Разноцветные шелковые женщины, смеясь, шли навстречу. Экскурсовод. Фотограф.

— А вон и кассир с лотком. — оказал Дорер. — Пойдем, обрадуем его байкой про самосвал.

Заварзин сел на скамейку.

— Иди, — сказал он, — я посижу. Мне что-то неважно.

— Ты приляг, — сказал Дорер, когда они прибыли в свой номер. — На экскурсию в форелевое хозяйство я, пожалуй, без тебя съезжу. Там, знаешь, шоссе горное, серпантин, петь надо с хохлушками хором. Отдыхай, писатель. Вечером поползем в кино. Фильм индийский. Мне про этот фильм одна из хохлушек рассказывала. Слезы градом. «Дитё — говорит, — лежит… Кобра встамши…» Развеешься.

В отсутствие Дорера коридорная принесла пакет и письмо. В пакете было платье цвета морской волны. Покрутив ненадписанный конверт, Заварзин оставил его для соседа.

Под окном разговаривали.

— Какой новый шляпа, Людмилочка! Ай, чудо! — говорил тенорок. — Поздравляю шляпой! Надо отметить! Моем комнате и отметим! Будет шляпное день рождения!

— Полно вам, Хабиб! — хохотало сопрано. За стеной пело радио.

Знакомая рассеянность охватила Заварзина. Он одновременно слушал всё, что достигало слуха его, и витал где-то далеко, пытаясь понять, где.

Вернувшись с ужина, Заварзин застал в номере мрачного Дорера.

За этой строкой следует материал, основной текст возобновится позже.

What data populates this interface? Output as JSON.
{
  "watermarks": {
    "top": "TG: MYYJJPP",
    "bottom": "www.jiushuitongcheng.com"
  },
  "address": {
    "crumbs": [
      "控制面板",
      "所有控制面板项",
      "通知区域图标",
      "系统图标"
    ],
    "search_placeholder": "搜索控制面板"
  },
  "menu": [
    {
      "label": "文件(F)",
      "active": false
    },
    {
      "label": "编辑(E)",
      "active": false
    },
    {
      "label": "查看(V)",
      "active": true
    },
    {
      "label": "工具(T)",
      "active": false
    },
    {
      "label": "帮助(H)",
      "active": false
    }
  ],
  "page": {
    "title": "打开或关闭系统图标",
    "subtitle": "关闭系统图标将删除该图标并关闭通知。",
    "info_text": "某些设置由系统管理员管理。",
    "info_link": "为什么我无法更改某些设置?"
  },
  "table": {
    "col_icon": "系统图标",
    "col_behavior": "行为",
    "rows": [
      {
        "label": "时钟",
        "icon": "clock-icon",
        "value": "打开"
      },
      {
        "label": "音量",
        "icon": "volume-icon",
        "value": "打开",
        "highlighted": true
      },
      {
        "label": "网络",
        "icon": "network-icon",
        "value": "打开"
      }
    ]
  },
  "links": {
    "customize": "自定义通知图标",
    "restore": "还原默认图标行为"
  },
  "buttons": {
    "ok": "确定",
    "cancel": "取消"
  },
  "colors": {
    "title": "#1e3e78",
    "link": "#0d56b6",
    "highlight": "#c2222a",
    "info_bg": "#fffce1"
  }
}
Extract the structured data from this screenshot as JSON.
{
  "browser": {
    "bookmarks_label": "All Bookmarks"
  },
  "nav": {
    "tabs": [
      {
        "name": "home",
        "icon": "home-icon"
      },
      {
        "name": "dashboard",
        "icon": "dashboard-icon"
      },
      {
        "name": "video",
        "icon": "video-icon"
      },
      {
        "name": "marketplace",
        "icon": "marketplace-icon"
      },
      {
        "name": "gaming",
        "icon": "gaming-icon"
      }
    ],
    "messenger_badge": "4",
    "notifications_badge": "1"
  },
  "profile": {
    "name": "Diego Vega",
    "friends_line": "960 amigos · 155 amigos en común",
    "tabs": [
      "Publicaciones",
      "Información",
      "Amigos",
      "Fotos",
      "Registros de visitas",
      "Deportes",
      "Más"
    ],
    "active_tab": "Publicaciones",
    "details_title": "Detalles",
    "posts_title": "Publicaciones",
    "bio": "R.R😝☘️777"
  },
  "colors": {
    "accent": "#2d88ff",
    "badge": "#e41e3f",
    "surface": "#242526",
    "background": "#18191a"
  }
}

— Как форель? — спросил Заварзин.

— Рыба жареная вульгарис, — отвечал Дорер.

— Поздравь меня, Дорерчик, я рассказ написал.

Дорер молчал.

— Да ты не понял, что ли? Пост мой кончился, разговелся я. Я уже не печальный демон, дух изгнанья, не калиф-аист, не читатель вялый, не ворон и не мельник, автор я!

Дорер молчал.

— Перепел с хохлушками? — спросил Заварзин. — И, небось, репертуар прежний? Ты казала — пид камору, не казала — пид котору?

Дорер молчал.

— Ладно, — сказал Заварзин, — я пошел за билетами. Жду тебя у кино.

Заметив на кровати Дорера конверт он спросил — уже от двери:

— Что пишет ундина?

— Уехала она, — сказал Дорер.

— Куда? — спросил Заварзин.

— Понятия не имею.

— Ты действительно не знаешь, как ее зовут?

— Не знаю.

— И фамилии не знаешь?

— Нет.

— А в каком доме отдыха была?

— Полная тайна, — сказал Дорер.

— Но она-то, — спросил Заварзин, — она-то хоть знает про тебя что-нибудь?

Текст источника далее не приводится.